Dear Members and Friends,
Where spacious skies and the Great Plains meet the Rocky Mountains lies the United States Space Command at Peterson Air Force Base (AFB) in Colorado Springs, Colorado on the high foothills of Cheyenne Mountain. U.S. Air Force Space Command, through the 14th Air Force and the 460th Air Wing at nearby Buckley AFB on the outskirts of Denver, controls and operates a number of satellites. These satellites provide missile warning all over the earth; when and where missiles are launched from and going to, twenty-four hours a day and 365 days a year. Activated on July 1st, 1971 their mission is to provide superior space-based surveillance to support strategic and tactical decision makers of United States and allied forces worldwide.

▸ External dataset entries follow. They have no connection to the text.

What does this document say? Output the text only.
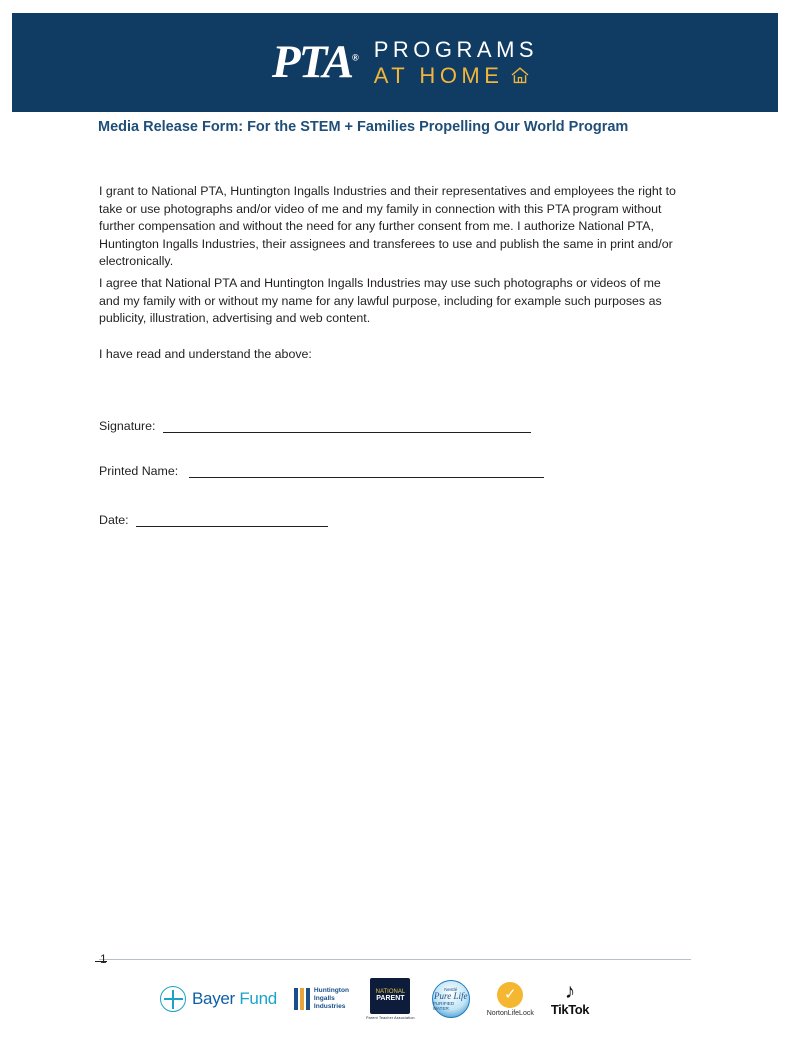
PTA® PROGRAMS
AT HOME
Media Release Form: For the STEM + Families Propelling Our World Program
I grant to National PTA, Huntington Ingalls Industries and their representatives and employees the right to take or use photographs and/or video of me and my family in connection with this PTA program without further compensation and without the need for any further consent from me. I authorize National PTA, Huntington Ingalls Industries, their assignees and transferees to use and publish the same in print and/or electronically.
I agree that National PTA and Huntington Ingalls Industries may use such photographs or videos of me and my family with or without my name for any lawful purpose, including for example such purposes as publicity, illustration, advertising and web content.
I have read and understand the above:
Signature:
Printed Name:
Date:
1
Bayer Fund	Huntington
Ingalls
Industries
NATIONAL
PARENT
Parent Teacher Association
Nestlé
Pure Life
PURIFIED WATER
✓
NortonLifeLock
♪
TikTok
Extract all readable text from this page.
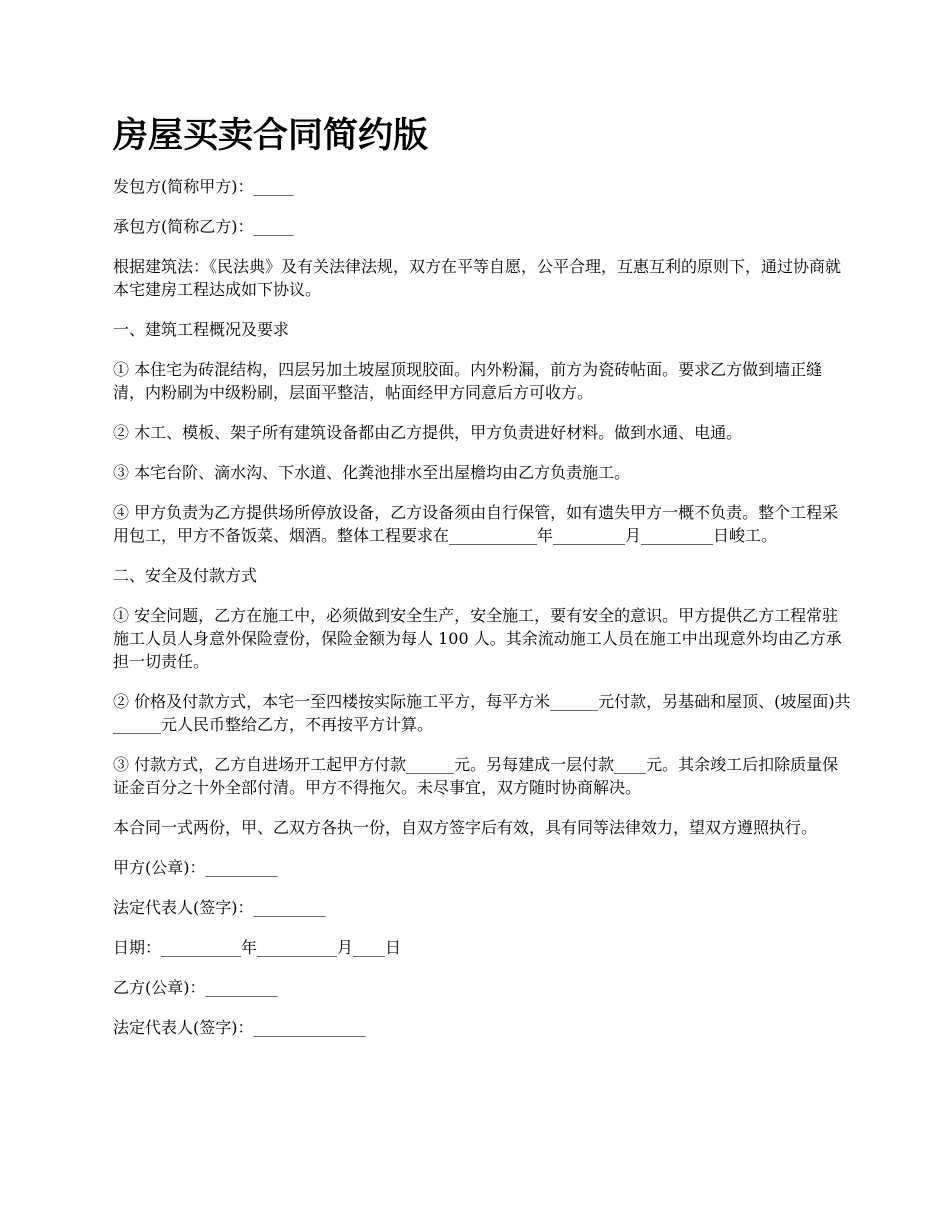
房屋买卖合同简约版

发包方(简称甲方)：_____

承包方(简称乙方)：_____

根据建筑法：《民法典》及有关法律法规，双方在平等自愿，公平合理，互惠互利的原则下，通过协商就本宅建房工程达成如下协议。

一、建筑工程概况及要求

① 本住宅为砖混结构，四层另加土坡屋顶现胶面。内外粉漏，前方为瓷砖帖面。要求乙方做到墙正缝清，内粉刷为中级粉刷，层面平整洁，帖面经甲方同意后方可收方。

② 木工、模板、架子所有建筑设备都由乙方提供，甲方负责进好材料。做到水通、电通。

③ 本宅台阶、滴水沟、下水道、化粪池排水至出屋檐均由乙方负责施工。

④ 甲方负责为乙方提供场所停放设备，乙方设备须由自行保管，如有遗失甲方一概不负责。整个工程采用包工，甲方不备饭菜、烟酒。整体工程要求在___________年_________月_________日峻工。

二、安全及付款方式

① 安全问题，乙方在施工中，必须做到安全生产，安全施工，要有安全的意识。甲方提供乙方工程常驻施工人员人身意外保险壹份，保险金额为每人 100 人。其余流动施工人员在施工中出现意外均由乙方承担一切责任。

② 价格及付款方式，本宅一至四楼按实际施工平方，每平方米______元付款，另基础和屋顶、(坡屋面)共______元人民币整给乙方，不再按平方计算。

③ 付款方式，乙方自进场开工起甲方付款______元。另每建成一层付款____元。其余竣工后扣除质量保证金百分之十外全部付清。甲方不得拖欠。未尽事宜，双方随时协商解决。

本合同一式两份，甲、乙双方各执一份，自双方签字后有效，具有同等法律效力，望双方遵照执行。

甲方(公章)：_________

法定代表人(签字)：_________

日期：__________年__________月____日

乙方(公章)：_________

法定代表人(签字)：______________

This mission is absolutely critical for our national security as it provides real time information to the President and Department of Defense on every ballistic missile launched from Earth including ICBMs, short- and medium-range theater missiles, sea launched missiles and space launches. Close in priority, this mission also detects nuclear detonations globally and is linked to the operations of all of our nation’s missile defense systems; both for defense of our nation and for theater/regional combat commanders defending our troops and allies. The latter through the United States Army 1st Space Brigade and Joint Tactical Ground Station (JTAGS).
The primary satellites today are called the Defense Support Program (DSP) satellites that use infrared detection and sends information directly or via ground relay stations in Europe and the Pacific to Buckley AFB. The 2nd Space Warning Squadron (2SWS) is made up of approximately twenty operators working in shifts all day, every day controlling the DSP satellites keeping them parked, processing and retrieving information in a geosynchronous orbit 22,300 miles above the equator.

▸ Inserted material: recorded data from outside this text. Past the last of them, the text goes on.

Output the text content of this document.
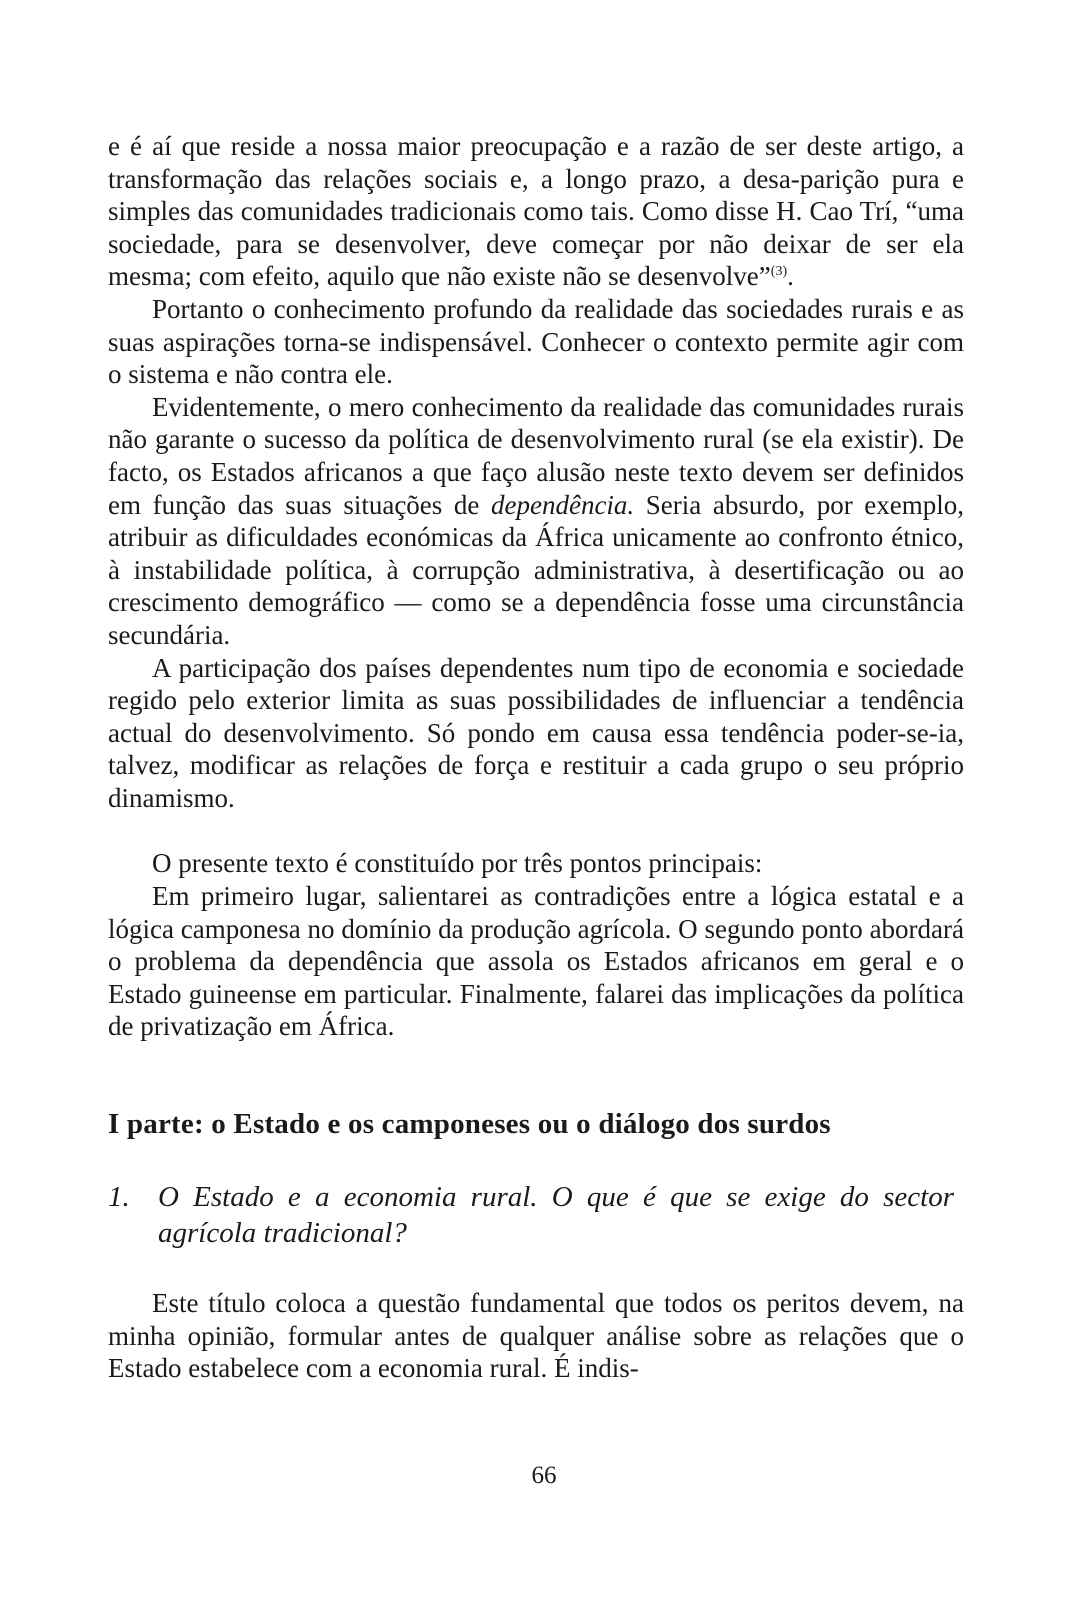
e é aí que reside a nossa maior preocupação e a razão de ser deste artigo, a transformação das relações sociais e, a longo prazo, a desa-parição pura e simples das comunidades tradicionais como tais. Como disse H. Cao Trí, “uma sociedade, para se desenvolver, deve começar por não deixar de ser ela mesma; com efeito, aquilo que não existe não se desenvolve”$^{(3)}$.

Portanto o conhecimento profundo da realidade das sociedades rurais e as suas aspirações torna-se indispensável. Conhecer o contexto permite agir com o sistema e não contra ele.

Evidentemente, o mero conhecimento da realidade das comunidades rurais não garante o sucesso da política de desenvolvimento rural (se ela existir). De facto, os Estados africanos a que faço alusão neste texto devem ser definidos em função das suas situações de dependência. Seria absurdo, por exemplo, atribuir as dificuldades económicas da África unicamente ao confronto étnico, à instabilidade política, à corrupção administrativa, à desertificação ou ao crescimento demográfico — como se a dependência fosse uma circunstância secundária.

A participação dos países dependentes num tipo de economia e sociedade regido pelo exterior limita as suas possibilidades de influenciar a tendência actual do desenvolvimento. Só pondo em causa essa tendência poder-se-ia, talvez, modificar as relações de força e restituir a cada grupo o seu próprio dinamismo.

O presente texto é constituído por três pontos principais:

Em primeiro lugar, salientarei as contradições entre a lógica estatal e a lógica camponesa no domínio da produção agrícola. O segundo ponto abordará o problema da dependência que assola os Estados africanos em geral e o Estado guineense em particular. Finalmente, falarei das implicações da política de privatização em África.

I parte: o Estado e os camponeses ou o diálogo dos surdos
1. O Estado e a economia rural. O que é que se exige do sector agrícola tradicional?

Este título coloca a questão fundamental que todos os peritos devem, na minha opinião, formular antes de qualquer análise sobre as relações que o Estado estabelece com a economia rural. É indis-

66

Another set of defense satellites for this mission run by the 460th Space Wing are called the Highly Elliptical Orbit (HEO) satellites, derived by from the Molniya orbit the Russians developed in the 1960s, which provide extended time and coverage over the Northern Hemisphere. The HEOs are operated by the 11th Space Warning Squadron (11SWS) located at Schriever AFB, Colorado Springs, Colorado.
The modernization of the satellites required for this mission will begin with the first satellite launch scheduled for April 30th of the GEO DSP. This will be the first of six that will be added to eventually replace the existing fleet of DSPs. There will be an additional set of HEOs launched in the near future to provide further extended coverage.

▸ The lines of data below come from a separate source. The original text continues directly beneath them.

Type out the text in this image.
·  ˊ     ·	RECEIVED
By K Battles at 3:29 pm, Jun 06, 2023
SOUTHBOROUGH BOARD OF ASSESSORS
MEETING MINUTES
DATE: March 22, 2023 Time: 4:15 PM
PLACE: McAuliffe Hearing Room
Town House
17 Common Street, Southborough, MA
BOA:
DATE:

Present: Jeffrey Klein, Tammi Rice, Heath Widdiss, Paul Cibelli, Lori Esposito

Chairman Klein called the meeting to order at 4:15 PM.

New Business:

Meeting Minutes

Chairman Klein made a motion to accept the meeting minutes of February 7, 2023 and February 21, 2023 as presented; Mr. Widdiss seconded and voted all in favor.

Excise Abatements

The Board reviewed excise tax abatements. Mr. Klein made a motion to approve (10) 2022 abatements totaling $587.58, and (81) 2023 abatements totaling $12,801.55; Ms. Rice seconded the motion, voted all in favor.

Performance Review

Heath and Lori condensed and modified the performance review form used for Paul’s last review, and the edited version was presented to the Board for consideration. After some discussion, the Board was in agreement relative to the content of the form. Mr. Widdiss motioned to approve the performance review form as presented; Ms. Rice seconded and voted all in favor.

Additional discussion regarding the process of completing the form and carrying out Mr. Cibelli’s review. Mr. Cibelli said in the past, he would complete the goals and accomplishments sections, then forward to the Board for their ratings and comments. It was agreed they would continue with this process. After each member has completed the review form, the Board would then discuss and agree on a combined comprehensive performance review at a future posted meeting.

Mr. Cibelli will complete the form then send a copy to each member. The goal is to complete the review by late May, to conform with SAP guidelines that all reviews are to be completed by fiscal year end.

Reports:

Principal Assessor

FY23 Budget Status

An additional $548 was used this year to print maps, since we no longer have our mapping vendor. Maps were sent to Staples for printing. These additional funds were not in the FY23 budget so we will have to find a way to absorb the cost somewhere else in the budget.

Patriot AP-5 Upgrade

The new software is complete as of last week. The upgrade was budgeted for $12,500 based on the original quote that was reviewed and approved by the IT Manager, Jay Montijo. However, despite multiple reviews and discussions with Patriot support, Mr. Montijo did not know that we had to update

The future of the overall mission will also include a new space-based capability to provide not just warning but launch to termination tracking and discrimination of ballistic missiles called the Precision Tracking Space System (PTSS). The PTSS will be a constellation of satellites flying in low earth orbit that will evolve from the two successful test satellites currently deployed, called the Space Tracking and Surveillance System (STSS).
It is without a doubt an extremely challenging and critical mission for the United States Air Force and the Airmen of the 460th Air Wing to identify and process ballistic missile heat signatures quickly and correctly. These Airmen, though unnoticed and unheralded in this mission, are vigilant vanguards for our homeland and our troops overseas.
We appreciate their service and the gravity of their mission.